The demyelinating neurodegenerative disease Multiple Sclerosis (MS) is a complication of infection by the Epstein-Barr virus (EBV). The new study was published in Science by researchers at Harvard Medical School.The findings are powered by a gargantuan dataset taken from two decades of US military personnel, representing the culmination of years of circumstantial evidence showing links between EBV, an endemic and latent infection found in up to 95% of the population, and the onset of Multiple Sclerosis. Alberto Ascherio, a professor of epidemiology and nutrition at Harvard’s T.H.
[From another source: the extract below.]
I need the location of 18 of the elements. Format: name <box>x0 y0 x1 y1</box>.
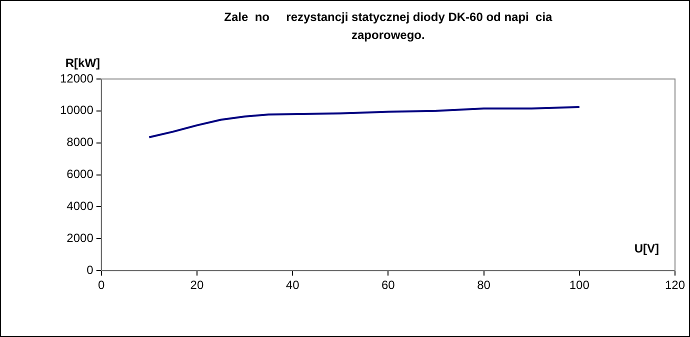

Chan School of Public Health said that the key finding is that MS is a complication of infection with EBV. Multiple Sclerosis has been considered for many years an autoimmune disease of unknown etiology. This study establishes that this immune process that leads to brain damage is driven by infection with EBV.The link between Multiple Sclerosis and EBV has been suspected for many years, without any killer study able to establish a solid causal link.The majority of healthy adults show prior EBV infection, the number rises even further for MS patients – 99.5% of this group test positive.
Ascherio says that this new study firmly establishes that connection. It was quite striking how black and white the results are. They think the results are very solid and leave very little doubt.Efforts to establish causal confirmation of previous studies hinting at a MS-EBV link have, until now, faced a major challenge. With so many people infected with EBV by even early adulthood, producing a sample population substantial enough to find EBV-negative individuals that would then go on to develop Multiple Sclerosis would require a unique study design with an unprecedented sample size.
Ascherio and his team found that exceptional sample in the records of the Department of Defense Serum Repository (DoDSR). All active US military personnel are required to submit a blood serum sample at the start and then after every two years of service. Primarily designed to detect HIV, the DoDSR has built up to a vast cornucopia of biological data made up of over 62 million serum samples taken from over 10 million individuals.